A handful of Senate and House committees have proposed reforms that would cost between $600 billion and $1.6 trillion over 10 years, some covering more of the uninsured than others. So far, though, the Congressional Budget Office has said the plans would add to the federal deficit by significantly increasing federal health care spending through a government-sponsored insurance plan and subsidies that would help low-income Americans buy insurance.

“We are going to phase this in in an intelligent, deliberate way. But I think there are some changes that have to take effect pretty quick,” Obama said. “Now, is it too much? I don’t think it’s too much. It’s only too much by the standards of Washington politics today,” which is defined by who is in and out, politically, and which special interest groups are saying what, he said.

“What we are talking about is not completely scrapping the health care system. All we’re saying is, if you’ve got health insurance you can keep it. If you don’t have health insurance, you can now afford to buy it, with some help,” Obama said. “If you have health insurance, we’re going to reform the insurance industry so that it can still make a profit … it just can’t (go on) collecting all the premiums but not wanting to pay out when people get sick.”

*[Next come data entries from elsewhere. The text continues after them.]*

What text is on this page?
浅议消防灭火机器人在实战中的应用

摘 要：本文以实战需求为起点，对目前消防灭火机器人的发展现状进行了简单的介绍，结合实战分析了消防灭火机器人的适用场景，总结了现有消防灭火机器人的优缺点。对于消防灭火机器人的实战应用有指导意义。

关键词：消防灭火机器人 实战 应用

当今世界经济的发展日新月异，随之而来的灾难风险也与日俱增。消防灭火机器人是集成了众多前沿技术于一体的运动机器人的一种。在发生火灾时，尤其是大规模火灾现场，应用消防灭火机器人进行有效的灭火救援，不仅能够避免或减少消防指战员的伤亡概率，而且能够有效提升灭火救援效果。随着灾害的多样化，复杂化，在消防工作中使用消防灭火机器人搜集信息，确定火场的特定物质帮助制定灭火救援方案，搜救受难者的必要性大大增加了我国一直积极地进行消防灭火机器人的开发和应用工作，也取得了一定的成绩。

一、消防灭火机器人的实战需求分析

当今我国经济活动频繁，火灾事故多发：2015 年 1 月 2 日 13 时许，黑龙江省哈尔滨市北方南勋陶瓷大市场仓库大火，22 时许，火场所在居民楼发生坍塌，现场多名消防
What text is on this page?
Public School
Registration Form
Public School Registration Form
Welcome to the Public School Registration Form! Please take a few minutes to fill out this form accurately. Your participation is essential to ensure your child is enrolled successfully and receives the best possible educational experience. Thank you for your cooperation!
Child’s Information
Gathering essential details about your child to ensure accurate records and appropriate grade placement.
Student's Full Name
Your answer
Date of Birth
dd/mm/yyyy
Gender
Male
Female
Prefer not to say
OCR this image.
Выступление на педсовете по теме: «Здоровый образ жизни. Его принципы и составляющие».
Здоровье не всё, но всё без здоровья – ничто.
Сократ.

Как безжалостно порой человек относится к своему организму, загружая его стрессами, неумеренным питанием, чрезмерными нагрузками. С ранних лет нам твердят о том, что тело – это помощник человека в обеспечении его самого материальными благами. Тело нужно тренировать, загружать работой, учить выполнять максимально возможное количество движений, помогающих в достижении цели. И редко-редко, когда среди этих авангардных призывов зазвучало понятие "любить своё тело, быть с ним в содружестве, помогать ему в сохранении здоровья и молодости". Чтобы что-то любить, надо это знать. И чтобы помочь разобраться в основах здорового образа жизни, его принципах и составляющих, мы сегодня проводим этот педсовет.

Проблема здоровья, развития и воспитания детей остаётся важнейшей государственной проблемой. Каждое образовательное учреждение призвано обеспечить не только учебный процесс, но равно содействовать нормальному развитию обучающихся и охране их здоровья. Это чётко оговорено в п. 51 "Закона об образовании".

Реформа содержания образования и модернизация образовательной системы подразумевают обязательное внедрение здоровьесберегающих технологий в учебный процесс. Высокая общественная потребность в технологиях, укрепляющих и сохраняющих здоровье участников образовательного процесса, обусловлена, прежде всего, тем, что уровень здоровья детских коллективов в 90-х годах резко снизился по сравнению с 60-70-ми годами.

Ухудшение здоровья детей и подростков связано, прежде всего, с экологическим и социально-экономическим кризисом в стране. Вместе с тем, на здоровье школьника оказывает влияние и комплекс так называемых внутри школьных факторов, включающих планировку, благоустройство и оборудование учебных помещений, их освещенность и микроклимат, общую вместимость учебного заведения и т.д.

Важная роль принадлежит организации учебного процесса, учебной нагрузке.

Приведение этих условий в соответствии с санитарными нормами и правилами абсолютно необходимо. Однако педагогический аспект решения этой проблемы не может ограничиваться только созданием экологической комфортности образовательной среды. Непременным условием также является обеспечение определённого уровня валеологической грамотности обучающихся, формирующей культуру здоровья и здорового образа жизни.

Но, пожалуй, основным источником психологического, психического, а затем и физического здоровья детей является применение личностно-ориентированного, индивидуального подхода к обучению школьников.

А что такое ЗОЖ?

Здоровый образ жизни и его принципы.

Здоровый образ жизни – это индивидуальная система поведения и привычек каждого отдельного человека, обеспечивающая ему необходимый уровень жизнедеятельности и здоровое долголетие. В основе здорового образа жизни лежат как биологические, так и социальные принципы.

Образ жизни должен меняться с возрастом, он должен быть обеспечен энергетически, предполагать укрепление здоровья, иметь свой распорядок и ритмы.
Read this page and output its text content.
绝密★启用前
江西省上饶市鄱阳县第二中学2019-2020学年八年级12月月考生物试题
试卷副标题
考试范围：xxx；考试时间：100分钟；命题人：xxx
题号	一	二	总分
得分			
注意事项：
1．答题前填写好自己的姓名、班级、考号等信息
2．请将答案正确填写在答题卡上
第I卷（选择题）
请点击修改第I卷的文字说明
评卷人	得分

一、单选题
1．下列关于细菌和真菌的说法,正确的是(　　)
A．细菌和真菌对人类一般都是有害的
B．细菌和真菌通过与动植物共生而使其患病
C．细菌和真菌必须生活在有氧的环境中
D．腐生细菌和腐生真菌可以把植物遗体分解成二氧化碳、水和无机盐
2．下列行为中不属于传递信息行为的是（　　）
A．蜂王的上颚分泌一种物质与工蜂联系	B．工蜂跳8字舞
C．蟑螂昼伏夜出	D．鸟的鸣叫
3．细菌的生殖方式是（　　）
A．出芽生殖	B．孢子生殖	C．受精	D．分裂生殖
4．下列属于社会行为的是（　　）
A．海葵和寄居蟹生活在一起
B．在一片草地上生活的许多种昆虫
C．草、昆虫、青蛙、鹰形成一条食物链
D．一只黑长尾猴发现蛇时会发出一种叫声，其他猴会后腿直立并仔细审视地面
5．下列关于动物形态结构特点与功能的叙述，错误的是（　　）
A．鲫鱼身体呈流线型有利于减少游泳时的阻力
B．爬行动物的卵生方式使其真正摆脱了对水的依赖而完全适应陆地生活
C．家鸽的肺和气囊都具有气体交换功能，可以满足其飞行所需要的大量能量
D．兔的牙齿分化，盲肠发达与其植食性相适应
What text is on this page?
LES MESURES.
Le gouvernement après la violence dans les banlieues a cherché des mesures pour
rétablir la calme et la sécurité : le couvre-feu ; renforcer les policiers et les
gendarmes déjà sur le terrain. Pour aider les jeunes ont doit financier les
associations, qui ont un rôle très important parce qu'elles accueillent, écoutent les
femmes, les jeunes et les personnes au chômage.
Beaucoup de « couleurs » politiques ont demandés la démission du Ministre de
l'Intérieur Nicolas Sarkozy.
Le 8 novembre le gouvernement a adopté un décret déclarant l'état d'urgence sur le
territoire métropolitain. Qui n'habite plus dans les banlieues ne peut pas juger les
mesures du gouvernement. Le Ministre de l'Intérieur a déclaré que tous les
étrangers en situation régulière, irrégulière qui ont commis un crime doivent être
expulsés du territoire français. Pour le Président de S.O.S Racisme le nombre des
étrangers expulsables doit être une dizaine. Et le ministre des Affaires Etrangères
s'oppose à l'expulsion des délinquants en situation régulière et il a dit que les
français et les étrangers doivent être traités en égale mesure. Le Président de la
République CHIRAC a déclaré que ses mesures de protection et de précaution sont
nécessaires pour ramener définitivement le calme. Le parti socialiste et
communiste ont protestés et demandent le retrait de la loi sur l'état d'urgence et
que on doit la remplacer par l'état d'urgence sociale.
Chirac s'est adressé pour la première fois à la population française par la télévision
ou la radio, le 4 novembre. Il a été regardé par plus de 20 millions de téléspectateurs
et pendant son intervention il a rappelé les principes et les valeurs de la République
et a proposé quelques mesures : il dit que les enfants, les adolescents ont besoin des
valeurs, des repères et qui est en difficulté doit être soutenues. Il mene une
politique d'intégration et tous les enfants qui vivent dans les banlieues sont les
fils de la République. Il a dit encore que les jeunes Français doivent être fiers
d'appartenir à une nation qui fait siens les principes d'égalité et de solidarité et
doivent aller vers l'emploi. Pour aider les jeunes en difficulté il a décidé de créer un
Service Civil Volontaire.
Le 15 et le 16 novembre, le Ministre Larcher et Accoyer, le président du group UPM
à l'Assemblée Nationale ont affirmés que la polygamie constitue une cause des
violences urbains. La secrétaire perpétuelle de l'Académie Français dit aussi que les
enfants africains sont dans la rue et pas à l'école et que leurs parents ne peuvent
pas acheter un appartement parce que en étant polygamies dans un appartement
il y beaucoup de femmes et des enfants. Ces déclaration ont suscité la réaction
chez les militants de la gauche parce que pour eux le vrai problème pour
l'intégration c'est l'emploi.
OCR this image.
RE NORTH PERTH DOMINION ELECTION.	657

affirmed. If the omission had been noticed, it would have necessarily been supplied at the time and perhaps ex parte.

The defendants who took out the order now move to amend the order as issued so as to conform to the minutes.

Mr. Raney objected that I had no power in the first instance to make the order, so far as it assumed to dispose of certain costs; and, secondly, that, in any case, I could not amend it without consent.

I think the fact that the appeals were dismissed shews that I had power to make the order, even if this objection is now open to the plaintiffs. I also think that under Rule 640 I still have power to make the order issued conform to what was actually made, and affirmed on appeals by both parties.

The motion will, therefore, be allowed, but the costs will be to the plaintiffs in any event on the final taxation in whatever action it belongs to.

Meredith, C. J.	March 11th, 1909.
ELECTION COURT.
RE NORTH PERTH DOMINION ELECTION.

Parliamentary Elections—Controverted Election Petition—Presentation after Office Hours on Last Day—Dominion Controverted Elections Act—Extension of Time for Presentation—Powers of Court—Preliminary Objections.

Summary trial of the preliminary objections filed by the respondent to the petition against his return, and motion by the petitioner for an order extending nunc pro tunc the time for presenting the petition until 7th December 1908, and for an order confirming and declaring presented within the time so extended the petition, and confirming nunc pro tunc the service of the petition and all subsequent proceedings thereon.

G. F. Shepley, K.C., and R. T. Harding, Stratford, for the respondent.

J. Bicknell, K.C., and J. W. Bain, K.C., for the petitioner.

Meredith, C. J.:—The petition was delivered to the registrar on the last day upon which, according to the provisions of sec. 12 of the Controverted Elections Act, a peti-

 A registered nurse who works at the Cleveland Clinic asked the president whether he would include in the reforms provisions to pay insurance companies for providing health education to their customers.

Preventive care “can make such a difference,” Obama said. “I was meeting with some of the officers here at the Cleveland Clinic. They’re all sitting up front here,” he said, gesturing toward Dr. Toby Cosgrove, the Clinic’s chief executive, and C. Martin Harris, its chief information officer.

Obama, who has held up the Clinic as a model of health care efficiency, said he was impressed by “the big fancy hospital with all the fancy equipment.” But he was more impressed with the Clinic’s electronic links with family clinics. “One of the things that a Clinic and a family physician can do is to focus on preventable diseases, making sure that you’re helping somebody with a nutritionist to keep your weight down before they get diabetes.”

“If they already have diabetes, then having a counselor … to make sure they maintaining their regiments to keep their diabetes under control. That is cost-efficient,” he said. The problem is, the health system doesn’t “incentivize” that kind of preventive work, paying, instead to treat patients for the complications of diabetes.

“In this reform package, there will be reimbursements and incentives for prevention and wellness, and we’re going to make sure that those are the things that don’t require an out-of-pocket cost for the patient so that they’re not being discouraged from using it but rather … encouraged to use it,” he said. “That makes all the difference in the world.”

The president drew rave reviews from people who attended his meeting, but some medical professionals reacted to his remarks — and to legislation proposed in the House — with concern.

“While we believe House Resolution 3200 is a positive step toward achieving comprehensive health system reform legislation this year, there are deficiencies in the proposed legislation as well,” said Dr. Roy H. Thomas, president of the Ohio State Medical Association (OSMA), in a written statement. “The bill lacks any medical liability reform measures, contains payment cuts for imaging services, bans new physician-owned hospitals and restricts those currently in operation, and does not have adequate measures to improve consumer responsibility in controlling one’s own health care costs,” said Thomas, who attended the Shaker Heights meeting.

“In addition, the current structure of the “public option” raises concerns, although the OSMA remains open to an alternative coverage proposal,” Thomas said. “Any such proposal should provide competition from a non-profit entity, self-supported through premiums and rigid solvency requirements, where payment rates to physicians are negotiated and where patients have access to out-of-network benefits.”